Quedan menos de dos meses para que miles de estudiantes vuelvan a llenar las aulas de la Comunitat Valenciana, pero el próximo curso no arrancará como cualquier otro. A partir del 9 de septiembre, los colegios e institutos estrenarán nuevas normas que afectarán al día a día de alumnos y profesores. Todo ello mientras el conflicto entre la Conselleria de Educación y parte del profesorado amenaza con convertir el inicio de curso en uno de los más convulsos de los últimos años.
Septiembre comenzará con movilizaciones
Y es que el sindicato STEPV ya ha anunciado un calendario de acciones reivindicativas que comenzará incluso antes de la llegada del alumnado a las aulas. La primera convocatoria tendrá lugar el 1 de septiembre, coincidiendo con la incorporación de los docentes a los centros educativos para preparar el inicio del curso.
A esta protesta se sumarán acciones informativas dirigidas a las familias durante los primeros días lectivos y una manifestación prevista para el 12 de septiembre en las tres capitales de provincia: Valencia, Alicante y Castellón. La organización sindical también estudia mantener una estrategia de presión durante todo el curso mediante concentraciones periódicas e incluso nuevas jornadas de huelga alrededor del día 11 de cada mes, en recuerdo del paro indefinido convocado el curso pasado. El alcance de estas movilizaciones dependerá de la evolución de las negociaciones con la Conselleria.

La inteligencia artificial gana protagonismo
Mientras tanto, la Conselleria prepara uno de los cambios con mayor proyección de futuro: reforzar la formación del profesorado en competencias digitales. Durante el próximo curso se impulsarán acciones formativas relacionadas con el pensamiento computacional, la programación, la robótica y, especialmente, la inteligencia artificial.
La intención es que el profesorado disponga de nuevas herramientas para incorporar estas tecnologías al proceso de enseñanza y responder a una realidad en la que las competencias digitales tendrán un papel cada vez más relevante dentro y fuera del aula. Con esta apuesta, Educación pretende avanzar hacia un modelo educativo más adaptado a los nuevos retos tecnológicos sin perder de vista el desarrollo de las competencias básicas del alumnado.
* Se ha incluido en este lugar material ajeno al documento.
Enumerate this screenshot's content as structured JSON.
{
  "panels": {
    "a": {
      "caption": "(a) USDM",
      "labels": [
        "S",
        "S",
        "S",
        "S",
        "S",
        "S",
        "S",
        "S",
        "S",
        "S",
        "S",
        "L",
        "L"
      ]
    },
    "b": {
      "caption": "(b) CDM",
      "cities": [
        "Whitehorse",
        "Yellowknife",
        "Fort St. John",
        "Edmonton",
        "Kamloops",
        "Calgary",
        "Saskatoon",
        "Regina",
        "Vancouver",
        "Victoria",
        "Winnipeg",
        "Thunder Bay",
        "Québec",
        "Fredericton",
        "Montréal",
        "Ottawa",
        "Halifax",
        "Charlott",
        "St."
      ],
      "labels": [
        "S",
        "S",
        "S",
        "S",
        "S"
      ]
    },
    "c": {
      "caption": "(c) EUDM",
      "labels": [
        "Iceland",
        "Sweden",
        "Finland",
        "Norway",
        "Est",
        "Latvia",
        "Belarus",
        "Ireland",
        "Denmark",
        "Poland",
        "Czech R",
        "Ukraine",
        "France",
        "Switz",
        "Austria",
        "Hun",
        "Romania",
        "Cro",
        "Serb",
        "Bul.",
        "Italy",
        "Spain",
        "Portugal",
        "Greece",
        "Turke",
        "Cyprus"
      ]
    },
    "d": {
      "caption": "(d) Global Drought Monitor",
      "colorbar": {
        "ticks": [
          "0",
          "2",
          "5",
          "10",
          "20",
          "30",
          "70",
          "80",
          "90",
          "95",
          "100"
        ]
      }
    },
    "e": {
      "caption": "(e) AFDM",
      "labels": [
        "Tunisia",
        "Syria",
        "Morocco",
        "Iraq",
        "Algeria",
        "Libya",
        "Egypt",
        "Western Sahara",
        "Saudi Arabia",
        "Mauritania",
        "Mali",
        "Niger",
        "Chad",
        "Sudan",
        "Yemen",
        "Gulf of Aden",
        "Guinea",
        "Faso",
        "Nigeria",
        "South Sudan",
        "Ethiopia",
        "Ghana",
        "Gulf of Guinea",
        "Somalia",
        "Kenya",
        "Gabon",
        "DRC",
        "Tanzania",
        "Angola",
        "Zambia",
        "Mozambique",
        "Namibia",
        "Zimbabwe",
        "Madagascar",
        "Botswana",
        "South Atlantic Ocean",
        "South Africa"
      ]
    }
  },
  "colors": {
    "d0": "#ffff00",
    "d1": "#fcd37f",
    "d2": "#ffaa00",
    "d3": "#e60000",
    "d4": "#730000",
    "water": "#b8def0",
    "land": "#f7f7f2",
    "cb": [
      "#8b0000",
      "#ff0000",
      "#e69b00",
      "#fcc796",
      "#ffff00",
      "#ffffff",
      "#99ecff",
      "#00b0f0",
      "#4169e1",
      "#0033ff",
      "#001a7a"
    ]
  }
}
El próximo curso también mantendrá restricciones sobre el uso de tabletas y otros dispositivos electrónicos en Educación Primaria. Las instrucciones establecen que estos equipos no podrán sustituir a los libros de texto ni al material impreso como recurso habitual de aprendizaje. Solo podrán seguir funcionando con este modelo aquellos centros que ya lo tenían implantado antes del curso 2025-2026.
Reducción de la burocracia
Otra de las novedades llegará al funcionamiento interno de colegios e institutos. La Conselleria quiere reducir la carga administrativa que asumen los equipos directivos y el profesorado. La nueva normativa elimina parte de la documentación y algunos planes que hasta ahora debían elaborar los centros, sustituyéndolos por criterios generales que permitan adaptar la organización a las necesidades de cada comunidad educativa.
Al mismo tiempo, se amplía la autonomía de colegios e institutos para tomar decisiones relacionadas con su funcionamiento diario y se mantienen como prioridades la inclusión educativa, la convivencia escolar, la atención al bienestar emocional del alumnado y la innovación pedagógica. Dentro de este bloque también se incorpora el desarrollo del nuevo decreto de convivencia, que refuerza las medidas de prevención de conflictos y consolida la figura del coordinador de bienestar en los centros educativos.